Kata orang jatuh cinta itu indah. Jatuh cinta itu awal hidup sengsara. Cinta harusnya membuat bahagia. Bukan kesengsaraan.

 Apa yang paling menyebalkan dalam hidupku? Jatuh cinta. Kata orang jatuh cinta itu indah. Tapi bagi aku tidak. Jatuh cinta itu awal hidup sengsara. Dari pandanganku, cinta itu membuat aku agak gila. Bayangkan, aku tidak bisa bebas berekspresi.

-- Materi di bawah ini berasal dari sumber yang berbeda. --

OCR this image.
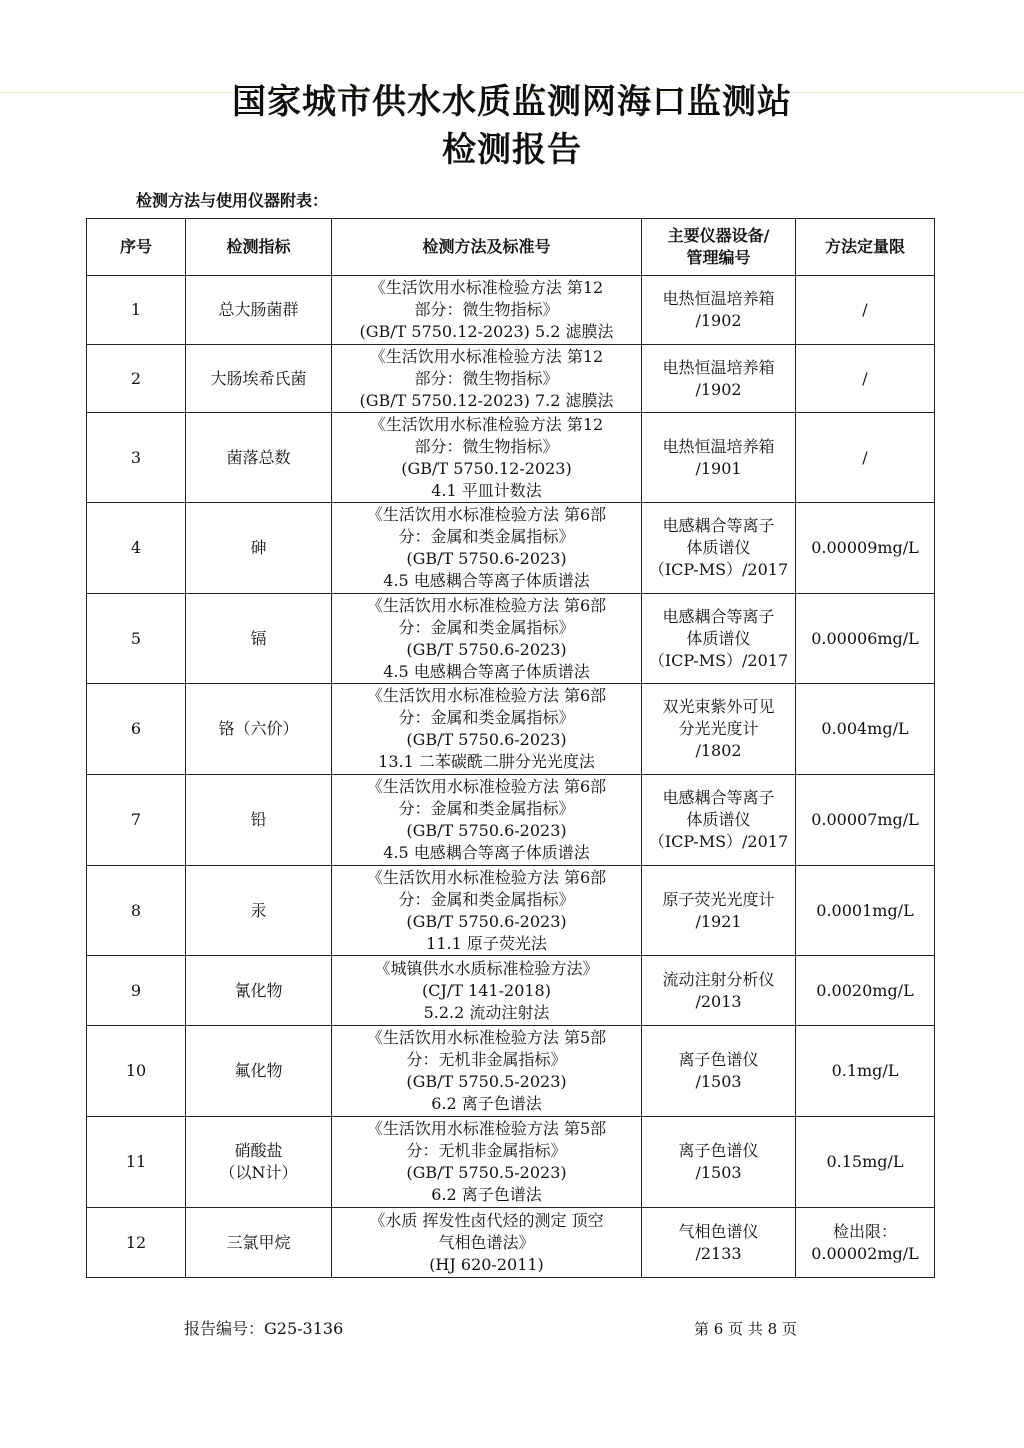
国家城市供水水质监测网海口监测站
检测报告
检测方法与使用仪器附表：
序号	检测指标	检测方法及标准号	主要仪器设备/
管理编号	方法定量限
1	总大肠菌群	《生活饮用水标准检验方法 第12
部分：微生物指标》
(GB/T 5750.12-2023) 5.2 滤膜法	电热恒温培养箱
/1902	/

2	大肠埃希氏菌	《生活饮用水标准检验方法 第12
部分：微生物指标》
(GB/T 5750.12-2023) 7.2 滤膜法	电热恒温培养箱
/1902	/

3	菌落总数	《生活饮用水标准检验方法 第12
部分：微生物指标》
(GB/T 5750.12-2023)
4.1 平皿计数法	电热恒温培养箱
/1901	/

4	砷	《生活饮用水标准检验方法 第6部
分：金属和类金属指标》
(GB/T 5750.6-2023)
4.5 电感耦合等离子体质谱法	电感耦合等离子
体质谱仪
（ICP-MS）/2017	0.00009mg/L

5	镉	《生活饮用水标准检验方法 第6部
分：金属和类金属指标》
(GB/T 5750.6-2023)
4.5 电感耦合等离子体质谱法	电感耦合等离子
体质谱仪
（ICP-MS）/2017	0.00006mg/L

6	铬（六价）	《生活饮用水标准检验方法 第6部
分：金属和类金属指标》
(GB/T 5750.6-2023)
13.1 二苯碳酰二肼分光光度法	双光束紫外可见
分光光度计
/1802	0.004mg/L

7	铅	《生活饮用水标准检验方法 第6部
分：金属和类金属指标》
(GB/T 5750.6-2023)
4.5 电感耦合等离子体质谱法	电感耦合等离子
体质谱仪
（ICP-MS）/2017	0.00007mg/L

8	汞	《生活饮用水标准检验方法 第6部
分：金属和类金属指标》
(GB/T 5750.6-2023)
11.1 原子荧光法	原子荧光光度计
/1921	0.0001mg/L

9	氰化物	《城镇供水水质标准检验方法》
(CJ/T 141-2018)
5.2.2 流动注射法	流动注射分析仪
/2013	0.0020mg/L

10	氟化物	《生活饮用水标准检验方法 第5部
分：无机非金属指标》
(GB/T 5750.5-2023)
6.2 离子色谱法	离子色谱仪
/1503	0.1mg/L

11	硝酸盐
（以N计）	《生活饮用水标准检验方法 第5部
分：无机非金属指标》
(GB/T 5750.5-2023)
6.2 离子色谱法	离子色谱仪
/1503	0.15mg/L

12	三氯甲烷	《水质 挥发性卤代烃的测定 顶空
气相色谱法》
(HJ 620-2011)	气相色谱仪
/2133	检出限：
0.00002mg/L
报告编号：G25-3136	第 6 页 共 8 页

Oke, cukup kali ini aku jatuh cinta. Aku tak akan menjalin hubungan dengan siapaun. Aku benci laki-laki. Mereka adalah makhluk tuhan yang diciptakan paling munafik. Munafik!

love is cinta
My love o meter
[Photo: Pexels]


*

2 bulan kemudian.

“Cin, kemana aja kamu?” Tanya Wira. Dia satu tahun lebih muda dariku. Tapi hanya tiga bulan saja ia memanggilku dengan sebutan kakak, kak Cin. Selebihnya, setelah aku putus dengan Rafi tepatnya, dia malah memanggilku dengan Chintya. Terkadang dia memanggilnya Cinta.

“”Aku? Ya, biasalah, aku sedikit sibuk akhir-akhir ini. Sebagai kabar bahagia mungkin, aku sudah naik jabatan menjadi editor di Face.” Ceritaku pada Wira. Wira tampak terkejut. Senyumnya melebar dan ia bertepuk tangan senang. Aku tahu, dia juga sangat bahagia mendengar kabar bahagia ini. Selama ini kan dia yang selalu menemaniku ke beberapa tempat untuk liputan.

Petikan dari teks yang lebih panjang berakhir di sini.